Artist Designed Wearable Art
Lauren Good Day
Lauren Good Day “Good Day Woman” is an Multi- award winning Arikara, Hidatsa, Blackfeet and Plains Cree artist. She is an enrolled member of the Three Affiliated Tribes (Mandan, Hidatsa, Arikara Nation) of the Ft. Berthold Reservation in North Dakota, USA and also a registered Treaty Indian with the Sweet Grass Cree First Nation in Saskatchewan, Canada. She has shown her artwork at the world’s most prestigious Native American juried art shows such as the Santa Fe Indian Market in Santa Fe NM, Heard Guild Museum Market in Phoenix AZ, Autry American Indian Arts Marketplace Los Angeles CA, Eiteljorg Museum Indian Market Indianapolis IN, Cherokee Indian Market in Tulsa OK, Red Earth Fine Arts Festival in Oklahoma City OK and the Northern Plains Indian Art Show in Sioux Falls SD. Her Awards include many First Places in Tribal Arts, Traditional Arts, Cultural Arts, Diverse Arts, Beadwork, Drawings, Textiles and the prestigious Best of Tribal Arts award. Lauren’s artwork has been part of numerous solo and group exhibitions at galleries and museums across the Country.
Lauren has always had a passion for promoting and revitalizing the arts of her people while developing new methods and incorporating new ideas. She has been creating Native American art since age 6. Starting out with beadwork and Tribal regalia, she then expanded her work into mediums such as quillwork, ledger drawings, rawhide parfleche, and clothing.
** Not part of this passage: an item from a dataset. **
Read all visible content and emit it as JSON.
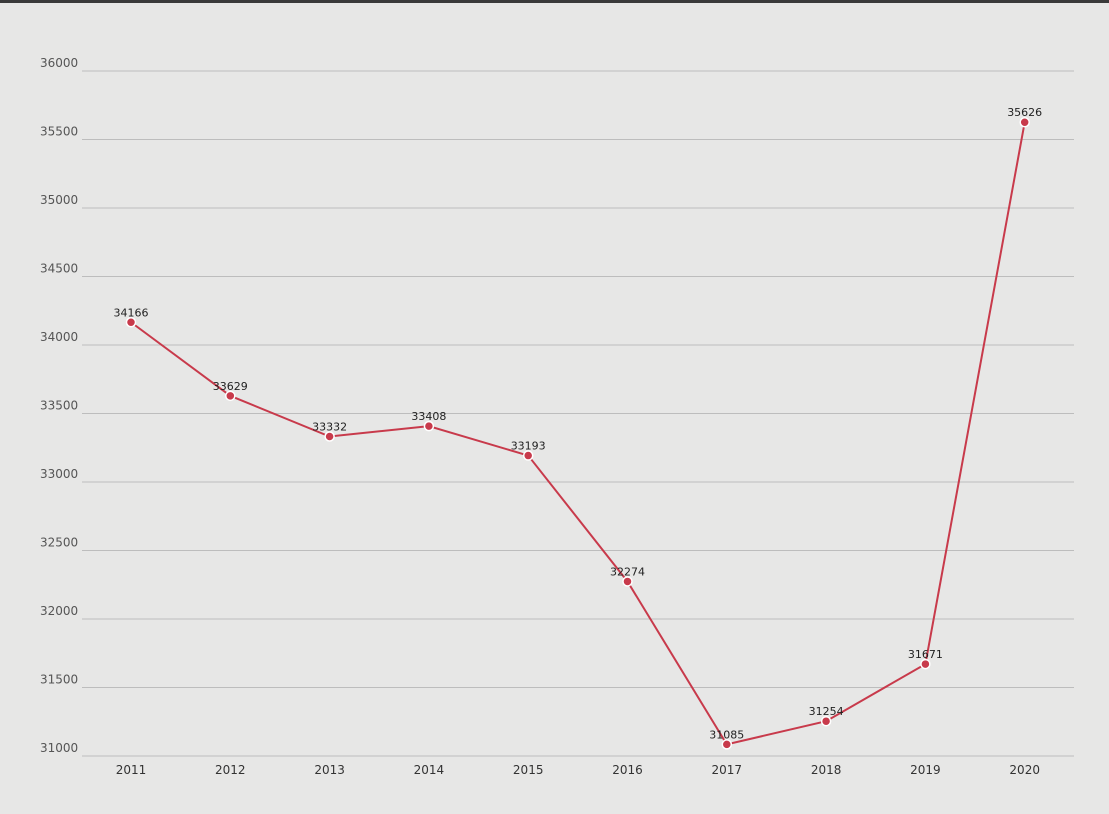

Being a sought after artist and designer her work is in numerous public and private collections throughout the United States, Canada and the World, including the The National Museum of American Indian Washington DC and New York City, The Heard Museum, Phoenix AZ, Buffalo Bill Center of the West, Plains Indian Museum Cody Wyoming, and Red Cloud Heritage Center Pine Ridge SD. She holds a Bachelor of Arts degree in Indigenous Studies from the Institute of American Indian Arts and Culture in Santa Fe, NM. Lauren lives on the rolling hills of North Dakota, her traditional homelands. She continues to be steeped within the cultural life ways of her people and actively helps with language and culture revitalization efforts, participates in cultural celebrations, powwows and her tribal ceremonial doings. Her role as a mother and woman of her tribe guide her to continue on the arts of her people for the generations to come.